Above: (Left) The front cover of The Economist. The photograph is cropped to add an effect of isolation
and has undergone some slight brightness and contrast editing. (Right) The original press photograph.
There are strict guidelines for journalists to follow. Photojournalists must submit photographs that are not edited in any way to impact the composition of the photo. There is a reason for this guideline to exist: journalism is an art that involves reporting the truth journalistically. By adding small touch-ups to photos, the overall impact of the photograph and the story can be drastically altered. In many different press locations, this course of action is unethical because it crosses the guidelines set down for journalists and it does bring an immediate contradiction to the idea of photojournalism. It is also very unacceptable in many presses because of the guidelines set down and because the journalist may risk his or her own credibility by going forth and tapping into the artificial nature of Photoshop.
Above: Two photograph of O.J. Simpson. The photograph on the left is much more unedited. The photograph
on the right has many more alterations and edits to convey a different type of emotion.

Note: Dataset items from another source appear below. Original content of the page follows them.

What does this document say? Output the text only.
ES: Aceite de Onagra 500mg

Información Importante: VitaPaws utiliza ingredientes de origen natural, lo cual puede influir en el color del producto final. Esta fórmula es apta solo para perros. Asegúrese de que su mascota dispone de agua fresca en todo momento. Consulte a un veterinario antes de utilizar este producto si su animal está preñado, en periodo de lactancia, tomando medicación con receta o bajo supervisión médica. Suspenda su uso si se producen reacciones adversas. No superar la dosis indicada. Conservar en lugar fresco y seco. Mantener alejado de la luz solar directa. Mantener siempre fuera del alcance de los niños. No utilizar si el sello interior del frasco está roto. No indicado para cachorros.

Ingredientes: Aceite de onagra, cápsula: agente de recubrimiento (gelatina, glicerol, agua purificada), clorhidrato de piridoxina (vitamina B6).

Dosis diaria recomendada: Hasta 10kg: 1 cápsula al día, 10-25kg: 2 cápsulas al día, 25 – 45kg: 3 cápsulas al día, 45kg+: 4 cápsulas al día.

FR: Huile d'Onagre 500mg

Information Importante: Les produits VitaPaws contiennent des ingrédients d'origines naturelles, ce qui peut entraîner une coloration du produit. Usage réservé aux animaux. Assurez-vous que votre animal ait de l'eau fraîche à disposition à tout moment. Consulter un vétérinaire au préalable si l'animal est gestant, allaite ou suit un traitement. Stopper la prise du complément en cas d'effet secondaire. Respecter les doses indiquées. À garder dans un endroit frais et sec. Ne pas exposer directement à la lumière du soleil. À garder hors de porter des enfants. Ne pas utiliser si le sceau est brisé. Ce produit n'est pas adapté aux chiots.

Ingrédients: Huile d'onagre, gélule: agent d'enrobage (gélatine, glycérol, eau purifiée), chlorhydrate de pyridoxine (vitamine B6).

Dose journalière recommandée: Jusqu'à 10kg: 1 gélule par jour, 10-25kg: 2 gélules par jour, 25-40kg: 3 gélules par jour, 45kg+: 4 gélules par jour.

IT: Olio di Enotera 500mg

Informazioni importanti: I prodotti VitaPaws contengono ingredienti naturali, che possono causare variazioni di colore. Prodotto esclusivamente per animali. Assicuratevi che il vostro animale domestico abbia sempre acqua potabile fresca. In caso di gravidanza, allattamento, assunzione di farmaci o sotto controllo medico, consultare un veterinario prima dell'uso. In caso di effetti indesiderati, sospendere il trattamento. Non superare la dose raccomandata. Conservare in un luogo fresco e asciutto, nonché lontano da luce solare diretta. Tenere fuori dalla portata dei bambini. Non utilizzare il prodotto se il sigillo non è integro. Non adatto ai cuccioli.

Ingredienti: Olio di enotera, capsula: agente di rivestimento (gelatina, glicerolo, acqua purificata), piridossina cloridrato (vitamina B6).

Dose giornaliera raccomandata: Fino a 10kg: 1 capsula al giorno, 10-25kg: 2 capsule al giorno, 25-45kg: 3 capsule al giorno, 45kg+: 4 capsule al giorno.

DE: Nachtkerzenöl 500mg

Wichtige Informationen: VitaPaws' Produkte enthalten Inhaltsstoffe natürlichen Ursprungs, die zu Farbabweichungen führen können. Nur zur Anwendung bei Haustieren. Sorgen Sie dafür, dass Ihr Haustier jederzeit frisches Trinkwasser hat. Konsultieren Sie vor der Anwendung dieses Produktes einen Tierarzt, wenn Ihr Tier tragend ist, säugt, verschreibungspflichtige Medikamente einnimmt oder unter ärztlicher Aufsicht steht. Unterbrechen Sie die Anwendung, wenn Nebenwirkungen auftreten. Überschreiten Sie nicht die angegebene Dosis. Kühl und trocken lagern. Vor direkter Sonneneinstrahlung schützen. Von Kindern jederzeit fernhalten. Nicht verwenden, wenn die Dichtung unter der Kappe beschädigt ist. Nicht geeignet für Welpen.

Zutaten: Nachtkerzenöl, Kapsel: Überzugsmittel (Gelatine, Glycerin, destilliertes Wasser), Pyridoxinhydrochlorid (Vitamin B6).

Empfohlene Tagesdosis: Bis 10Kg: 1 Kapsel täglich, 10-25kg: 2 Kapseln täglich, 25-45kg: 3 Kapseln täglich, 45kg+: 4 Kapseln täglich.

Many photojournalists have defended their personal beliefs in altering their images for journalism. This is simply an unecessary justification because journalism is the art of reporting the truth, yet through any sort of manipulation, the photojournalist removes from the truth. Some photojournalists have gone so far as to even recreate their own fantasized scene and pass it off as photojournalism, and although I personally can understand their reasoning behind their actions, I cannot see it being even remotely true photojournalism. It is unacceptable and unethical because it goes against the very nature of journalism and by altering the photograph in any way, it adds bias and removes much neutrality from the original image.